Pakaian Kustim hitam bordir emas

Tapeh Alang songket merah

Kelibun dua lapis berhias kuningan dan manik

Mahkota tradisi seperti Gelong Asam Sekepeng, Sekar Suhun, dan Kembang Mayang

Sementara busana pengantin pria ditandai dengan:

Mahkota Gorda Mungkur

Engkalong Naga Kepala Empat

Tapeh Alang model dodot

Keris berselendang kuning

Rias wajah bernuansa keemasan sesuai estetika adat Kutai

Setiap ornamen memiliki nilai filosofis sebagai simbol martabat, leluhur, dan struktur adat kerajaan.

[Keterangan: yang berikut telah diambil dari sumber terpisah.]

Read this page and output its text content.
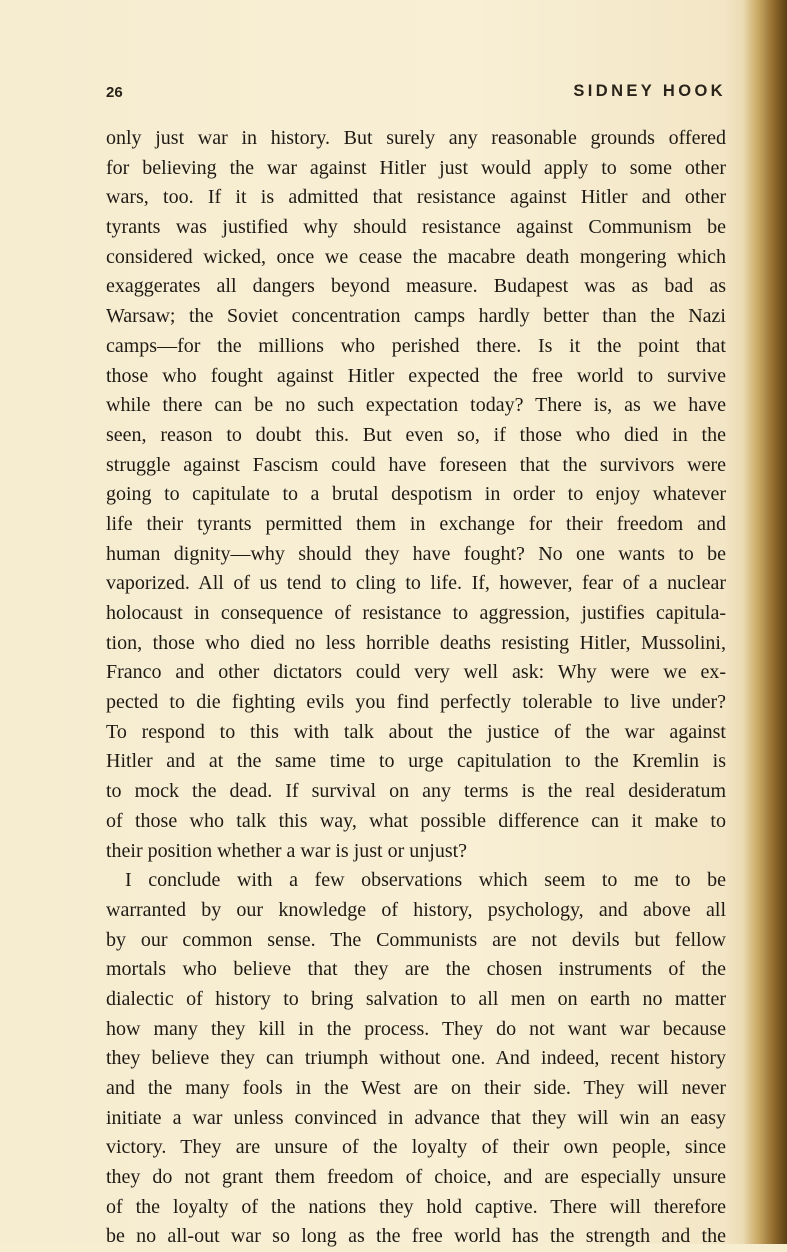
26	SIDNEY HOOK
only just war in history. But surely any reasonable grounds offered
for believing the war against Hitler just would apply to some other
wars, too. If it is admitted that resistance against Hitler and other
tyrants was justified why should resistance against Communism be
considered wicked, once we cease the macabre death mongering which
exaggerates all dangers beyond measure. Budapest was as bad as
Warsaw; the Soviet concentration camps hardly better than the Nazi
camps—for the millions who perished there. Is it the point that
those who fought against Hitler expected the free world to survive
while there can be no such expectation today? There is, as we have
seen, reason to doubt this. But even so, if those who died in the
struggle against Fascism could have foreseen that the survivors were
going to capitulate to a brutal despotism in order to enjoy whatever
life their tyrants permitted them in exchange for their freedom and
human dignity—why should they have fought? No one wants to be
vaporized. All of us tend to cling to life. If, however, fear of a nuclear
holocaust in consequence of resistance to aggression, justifies capitula-
tion, those who died no less horrible deaths resisting Hitler, Mussolini,
Franco and other dictators could very well ask: Why were we ex-
pected to die fighting evils you find perfectly tolerable to live under?
To respond to this with talk about the justice of the war against
Hitler and at the same time to urge capitulation to the Kremlin is
to mock the dead. If survival on any terms is the real desideratum
of those who talk this way, what possible difference can it make to
their position whether a war is just or unjust?
I conclude with a few observations which seem to me to be
warranted by our knowledge of history, psychology, and above all
by our common sense. The Communists are not devils but fellow
mortals who believe that they are the chosen instruments of the
dialectic of history to bring salvation to all men on earth no matter
how many they kill in the process. They do not want war because
they believe they can triumph without one. And indeed, recent history
and the many fools in the West are on their side. They will never
initiate a war unless convinced in advance that they will win an easy
victory. They are unsure of the loyalty of their own people, since
they do not grant them freedom of choice, and are especially unsure
of the loyalty of the nations they hold captive. There will therefore
be no all-out war so long as the free world has the strength and the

Dalam kegiatan tersebut, Maharaja Kutai Mulawarman juga menganugerahkan gelar bangsawan kepada tokoh-tokoh yang dinilai berjasa dalam pelestarian budaya, di antaranya:

Dr. Ir. Hetifah Syaifudian, M.PP — Paduka Yang Mulia Putri Syarif Mulia Natadewi

RA Kanas Kosasih Koesoemodinata, S.E., M.Ht — Paduka Yang Mulia Putri Saraswati Cempakadewi

Listiani Sintawati, S.H — Paduka Yang Mulia Putri Pramewari Muliawarmandewi

Endry Susetyo, S.S — Tumenggung Arya Hamengkubedaya

Kiftiawati, S.S., M.Hum — Raden Ayu Perwati Indudewi Parwati

Ir. Suyatmi Harun, M.M — Gusti Raden Ayu Mahadewi Candrakirana

Penghargaan khusus juga diberikan kepada Lilik Eka Hartati, S.Pd selaku Ketua DPD HARPI Melati Kalimantan Timur.

Diplomasi Kebudayaan

Maharaja menegaskan bahwa inisiatif ini merupakan bagian dari diplomasi kebudayaan untuk pengakuan internasional.

“Pakaian adat adalah bahasa kebesaran bangsa. Kutai harus hadir kembali bukan hanya sebagai sejarah, tetapi identitas yang hidup, dihormati, dan dibawa ke pentas dunia,” ujarnya.

Melalui standardisasi akademik, penerapan dalam prosesi resmi, serta penerbitan buku, Tenu Kutai Setengah diharapkan menjadi referensi nasional dan bagian dari representasi kebudayaan Nusantara.(red-ziz)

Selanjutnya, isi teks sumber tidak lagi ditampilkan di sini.